If I understand correctly, a Fujisaki commitment is as follows: $$g^m \cdot h^r$$ mod $$n$$, where $$m$$ is a message, $$r$$ is a random number, there exists $$a$$ such that $$h^a = g$$, and $$n$$ is an RSA modulus.

Usually, when I read discussions about this scheme, the holder of the commitment does not know the prime factorization of $$n$$.

Is it a requirement that the order of the group be unknown to the creator of the commitment? (Note added assumption below.)

EDIT: Note that the message can be replaced with $$m+k\cdot \lambda(n)$$, where $$\lambda(n)$$ is the order of $$n$$. Though this is a threat to the commitment, I am more concerned with commitments of small values ($$m << \lambda(n)$$), so opening the commitment like this would be rejected. So I will rephrase:

Assuming $$m << \lambda(n)$$, is a Fujisaki Commitment binding if the prime factorization of $$n$$ is known?

• What happens if you claim to reveal $m + k\lambda(n)$ for any $k$? Can the verifier tell that you've done so instead of returning a message $m < \lambda(n)$? – Squeamish Ossifrage Jun 20 '19 at 16:50
• I didn't consider that because, in my use case, I have a range of possible expected values enforced by a range proof. $m + k \lambda(n)$ would be far outside this range. But, in general, this is correct. Especially considering that the other party probably doesn't know the order of $n$. – Zarquan Jun 20 '19 at 17:20

## 1 Answer

Yes! Note that in the original scheme there are two secrets the committer does not know:

1. The factorization of the modulus: $$N=pq$$
2. The value $$a$$ such that $$h^a=g$$.

Therefore, the commitment scheme is still binding, even if the factorization is known. Let's assume committer wants to open the commitment $$c=g^m h^r \mod N$$ to a different $$(m^{*},r^{*})$$. It means that she needs to find values $$(m^{*},r^{*})$$ such that:

$$g^m h^r=g^{m^{*}}h^{r^{*}} \mod N$$

$$\iff g^{m-m^{*}}h^{r-r^{*}}=(h^a)^{m-m^{*}}h^{r-r^{*}}=1 \mod N$$ Which equivalently gives the following equality in the exponents: $$\iff a(m-m^{*})+(r-r^{*})=0 \mod \phi(N)$$

Even if committer knows $$\phi(N)$$, she does not know $$a$$, therefore she cannot break the binding property, unless she additionally breaks the Discrete-Log in $$\mathbb{Z}^{*}_p$$ or $$\mathbb{Z}^{*}_q$$.

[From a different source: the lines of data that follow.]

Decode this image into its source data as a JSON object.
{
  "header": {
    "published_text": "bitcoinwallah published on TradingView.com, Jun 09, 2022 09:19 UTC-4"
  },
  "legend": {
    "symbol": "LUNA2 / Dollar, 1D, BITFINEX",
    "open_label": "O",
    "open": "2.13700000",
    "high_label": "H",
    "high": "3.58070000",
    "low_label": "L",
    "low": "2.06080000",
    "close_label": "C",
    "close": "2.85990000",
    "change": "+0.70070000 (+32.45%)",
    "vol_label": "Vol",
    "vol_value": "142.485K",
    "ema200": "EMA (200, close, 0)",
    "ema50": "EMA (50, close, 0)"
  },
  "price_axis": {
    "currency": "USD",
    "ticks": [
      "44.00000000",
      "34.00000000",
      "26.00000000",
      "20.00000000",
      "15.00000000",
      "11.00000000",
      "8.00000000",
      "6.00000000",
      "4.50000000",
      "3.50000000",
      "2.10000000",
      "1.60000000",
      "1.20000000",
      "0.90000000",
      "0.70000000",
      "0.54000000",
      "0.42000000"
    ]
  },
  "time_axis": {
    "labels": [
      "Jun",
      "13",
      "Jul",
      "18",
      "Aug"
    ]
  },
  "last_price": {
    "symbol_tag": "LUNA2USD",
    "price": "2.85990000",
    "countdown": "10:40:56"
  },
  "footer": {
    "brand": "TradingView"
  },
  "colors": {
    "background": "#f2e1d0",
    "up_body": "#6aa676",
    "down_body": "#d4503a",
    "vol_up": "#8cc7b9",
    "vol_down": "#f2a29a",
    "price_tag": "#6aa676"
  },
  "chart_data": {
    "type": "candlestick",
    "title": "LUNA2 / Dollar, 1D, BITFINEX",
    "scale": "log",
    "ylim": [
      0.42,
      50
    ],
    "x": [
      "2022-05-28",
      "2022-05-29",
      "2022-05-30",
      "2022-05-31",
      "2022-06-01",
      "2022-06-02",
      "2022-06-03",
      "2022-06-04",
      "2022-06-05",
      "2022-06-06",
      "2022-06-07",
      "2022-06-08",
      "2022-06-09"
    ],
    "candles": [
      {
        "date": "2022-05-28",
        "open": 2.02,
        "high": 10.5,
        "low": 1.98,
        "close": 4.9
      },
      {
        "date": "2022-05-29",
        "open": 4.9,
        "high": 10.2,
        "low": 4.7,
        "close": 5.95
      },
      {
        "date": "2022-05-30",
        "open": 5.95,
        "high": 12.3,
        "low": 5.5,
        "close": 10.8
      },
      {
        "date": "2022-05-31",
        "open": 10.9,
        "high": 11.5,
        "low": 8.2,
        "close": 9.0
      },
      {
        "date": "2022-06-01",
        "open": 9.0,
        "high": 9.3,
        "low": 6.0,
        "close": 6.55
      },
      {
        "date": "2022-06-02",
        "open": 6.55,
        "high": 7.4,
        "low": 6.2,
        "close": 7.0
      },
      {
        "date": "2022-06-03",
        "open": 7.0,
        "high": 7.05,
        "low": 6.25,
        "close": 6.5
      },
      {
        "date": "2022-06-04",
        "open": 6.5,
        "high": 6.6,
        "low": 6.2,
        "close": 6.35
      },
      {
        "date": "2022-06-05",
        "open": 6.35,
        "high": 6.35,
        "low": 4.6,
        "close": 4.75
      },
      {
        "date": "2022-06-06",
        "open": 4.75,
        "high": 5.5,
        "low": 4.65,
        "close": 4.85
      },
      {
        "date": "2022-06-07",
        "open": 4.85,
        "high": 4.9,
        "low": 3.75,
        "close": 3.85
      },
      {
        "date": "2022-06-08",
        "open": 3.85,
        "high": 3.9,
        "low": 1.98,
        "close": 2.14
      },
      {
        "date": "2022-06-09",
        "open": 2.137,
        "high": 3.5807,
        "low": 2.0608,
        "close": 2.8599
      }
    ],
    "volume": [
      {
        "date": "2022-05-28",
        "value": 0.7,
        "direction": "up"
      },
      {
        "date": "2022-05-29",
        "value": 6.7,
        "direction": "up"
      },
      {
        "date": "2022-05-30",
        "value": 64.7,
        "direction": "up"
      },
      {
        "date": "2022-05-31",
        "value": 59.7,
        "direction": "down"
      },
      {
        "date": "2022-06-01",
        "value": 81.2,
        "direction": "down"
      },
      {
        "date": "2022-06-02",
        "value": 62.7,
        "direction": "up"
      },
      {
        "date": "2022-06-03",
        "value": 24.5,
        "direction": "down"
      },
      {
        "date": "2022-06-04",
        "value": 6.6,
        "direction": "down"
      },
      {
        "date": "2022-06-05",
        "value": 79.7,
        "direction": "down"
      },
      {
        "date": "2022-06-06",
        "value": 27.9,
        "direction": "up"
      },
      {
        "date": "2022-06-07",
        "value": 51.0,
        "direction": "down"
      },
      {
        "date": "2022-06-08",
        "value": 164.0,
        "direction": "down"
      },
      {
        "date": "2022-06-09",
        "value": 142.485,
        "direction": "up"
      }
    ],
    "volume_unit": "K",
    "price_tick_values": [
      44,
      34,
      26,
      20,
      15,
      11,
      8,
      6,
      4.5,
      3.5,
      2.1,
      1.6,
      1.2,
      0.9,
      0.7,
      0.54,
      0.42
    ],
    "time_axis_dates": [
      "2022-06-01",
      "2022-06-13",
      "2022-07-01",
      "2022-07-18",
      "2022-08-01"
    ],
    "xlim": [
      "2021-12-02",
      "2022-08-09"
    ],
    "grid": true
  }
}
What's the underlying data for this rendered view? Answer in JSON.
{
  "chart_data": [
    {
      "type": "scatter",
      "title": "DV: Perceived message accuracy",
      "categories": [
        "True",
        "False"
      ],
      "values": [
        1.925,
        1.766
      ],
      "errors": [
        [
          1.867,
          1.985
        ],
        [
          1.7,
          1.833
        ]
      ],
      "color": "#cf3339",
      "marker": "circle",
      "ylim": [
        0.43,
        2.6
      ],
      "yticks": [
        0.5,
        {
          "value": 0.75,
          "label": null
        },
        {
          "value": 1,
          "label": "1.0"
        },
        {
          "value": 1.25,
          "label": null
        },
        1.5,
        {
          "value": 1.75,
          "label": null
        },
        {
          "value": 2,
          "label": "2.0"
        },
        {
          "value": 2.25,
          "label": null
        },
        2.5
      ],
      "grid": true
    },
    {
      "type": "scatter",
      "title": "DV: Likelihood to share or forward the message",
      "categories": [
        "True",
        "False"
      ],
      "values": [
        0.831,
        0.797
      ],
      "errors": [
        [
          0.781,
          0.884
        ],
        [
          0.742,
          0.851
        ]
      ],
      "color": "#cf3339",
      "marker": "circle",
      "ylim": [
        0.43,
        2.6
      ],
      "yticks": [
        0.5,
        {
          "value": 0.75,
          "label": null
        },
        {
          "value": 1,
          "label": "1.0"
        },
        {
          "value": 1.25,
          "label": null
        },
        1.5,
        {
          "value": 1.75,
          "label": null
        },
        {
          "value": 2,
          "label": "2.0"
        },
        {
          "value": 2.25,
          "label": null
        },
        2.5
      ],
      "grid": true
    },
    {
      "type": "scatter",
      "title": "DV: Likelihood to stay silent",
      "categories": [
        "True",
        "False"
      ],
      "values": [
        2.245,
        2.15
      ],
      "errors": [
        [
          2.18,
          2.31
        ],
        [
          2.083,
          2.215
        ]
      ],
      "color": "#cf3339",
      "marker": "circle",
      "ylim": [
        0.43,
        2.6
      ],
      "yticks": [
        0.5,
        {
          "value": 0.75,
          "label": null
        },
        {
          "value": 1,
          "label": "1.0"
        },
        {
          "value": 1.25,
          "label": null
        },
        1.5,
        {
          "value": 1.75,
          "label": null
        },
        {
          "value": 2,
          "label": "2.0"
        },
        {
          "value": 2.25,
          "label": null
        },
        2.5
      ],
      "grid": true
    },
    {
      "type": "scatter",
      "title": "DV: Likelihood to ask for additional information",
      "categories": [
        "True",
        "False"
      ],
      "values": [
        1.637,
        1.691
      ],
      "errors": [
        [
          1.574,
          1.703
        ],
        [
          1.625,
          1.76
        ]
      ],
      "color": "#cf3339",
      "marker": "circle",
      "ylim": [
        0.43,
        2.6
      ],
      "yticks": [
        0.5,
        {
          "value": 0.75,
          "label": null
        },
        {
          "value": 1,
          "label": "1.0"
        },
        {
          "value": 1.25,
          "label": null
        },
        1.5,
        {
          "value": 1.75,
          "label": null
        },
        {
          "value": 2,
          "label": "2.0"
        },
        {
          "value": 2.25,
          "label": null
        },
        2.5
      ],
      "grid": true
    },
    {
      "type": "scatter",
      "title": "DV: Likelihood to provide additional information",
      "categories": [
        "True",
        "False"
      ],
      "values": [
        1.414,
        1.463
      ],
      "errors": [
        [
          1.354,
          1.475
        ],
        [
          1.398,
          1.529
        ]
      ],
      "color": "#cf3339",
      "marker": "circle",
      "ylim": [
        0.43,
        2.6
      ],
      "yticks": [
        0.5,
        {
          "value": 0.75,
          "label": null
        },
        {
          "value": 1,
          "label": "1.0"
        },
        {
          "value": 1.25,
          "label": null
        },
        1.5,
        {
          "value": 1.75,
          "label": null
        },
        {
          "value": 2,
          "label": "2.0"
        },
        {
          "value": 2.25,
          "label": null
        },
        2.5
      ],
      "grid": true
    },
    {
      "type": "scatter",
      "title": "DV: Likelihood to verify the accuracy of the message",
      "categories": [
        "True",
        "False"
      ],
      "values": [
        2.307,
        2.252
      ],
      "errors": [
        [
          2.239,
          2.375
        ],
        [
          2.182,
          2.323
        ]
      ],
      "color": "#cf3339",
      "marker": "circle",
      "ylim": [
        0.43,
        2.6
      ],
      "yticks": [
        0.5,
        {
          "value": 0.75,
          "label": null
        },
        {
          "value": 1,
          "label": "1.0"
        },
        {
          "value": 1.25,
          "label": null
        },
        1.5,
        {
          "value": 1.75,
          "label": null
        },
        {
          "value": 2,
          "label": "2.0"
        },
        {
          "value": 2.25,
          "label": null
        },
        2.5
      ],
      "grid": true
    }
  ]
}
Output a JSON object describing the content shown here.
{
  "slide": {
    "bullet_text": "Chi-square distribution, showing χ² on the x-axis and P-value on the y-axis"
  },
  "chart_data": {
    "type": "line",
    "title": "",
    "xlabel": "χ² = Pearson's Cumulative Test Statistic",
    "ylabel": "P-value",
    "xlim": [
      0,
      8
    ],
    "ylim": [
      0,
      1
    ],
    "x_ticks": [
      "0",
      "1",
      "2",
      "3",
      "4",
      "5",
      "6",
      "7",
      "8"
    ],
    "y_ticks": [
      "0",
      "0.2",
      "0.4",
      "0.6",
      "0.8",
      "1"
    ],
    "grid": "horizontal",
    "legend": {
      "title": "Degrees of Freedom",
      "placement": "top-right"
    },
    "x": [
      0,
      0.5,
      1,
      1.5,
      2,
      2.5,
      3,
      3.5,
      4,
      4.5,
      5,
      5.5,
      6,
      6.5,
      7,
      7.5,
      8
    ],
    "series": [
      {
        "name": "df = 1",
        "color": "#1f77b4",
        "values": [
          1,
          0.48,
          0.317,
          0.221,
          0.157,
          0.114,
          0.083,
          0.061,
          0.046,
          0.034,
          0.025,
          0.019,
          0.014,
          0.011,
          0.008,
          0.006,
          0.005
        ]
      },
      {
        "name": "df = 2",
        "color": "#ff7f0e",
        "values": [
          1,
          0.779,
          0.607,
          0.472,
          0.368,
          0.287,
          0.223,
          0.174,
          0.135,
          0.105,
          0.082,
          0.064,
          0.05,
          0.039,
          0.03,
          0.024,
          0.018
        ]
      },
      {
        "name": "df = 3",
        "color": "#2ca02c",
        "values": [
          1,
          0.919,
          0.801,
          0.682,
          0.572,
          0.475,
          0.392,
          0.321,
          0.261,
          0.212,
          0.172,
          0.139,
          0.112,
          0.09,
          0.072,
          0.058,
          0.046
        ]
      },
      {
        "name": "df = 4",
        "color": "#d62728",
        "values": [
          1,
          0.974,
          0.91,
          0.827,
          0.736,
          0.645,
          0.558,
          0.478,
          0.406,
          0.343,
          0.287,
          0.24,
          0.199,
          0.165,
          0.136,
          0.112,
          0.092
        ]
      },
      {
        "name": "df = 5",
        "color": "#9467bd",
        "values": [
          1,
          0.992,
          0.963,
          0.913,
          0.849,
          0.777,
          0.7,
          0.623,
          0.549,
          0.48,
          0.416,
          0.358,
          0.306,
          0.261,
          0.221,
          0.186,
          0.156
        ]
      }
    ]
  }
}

In most definitions of the Fujisaki commitment scheme, $$N$$ is chosen to be a product of safe primes, so commiter cannot even use Pohlig–Hellman algorithm efficiently, to calculate discrete logs modulo primes.

Trivially, if also $$a$$ is known to committer, then she can decommit to any $$m^{*}$$ by choosing an appropriate $$r^{*}$$ through solving the last equation in the exponents.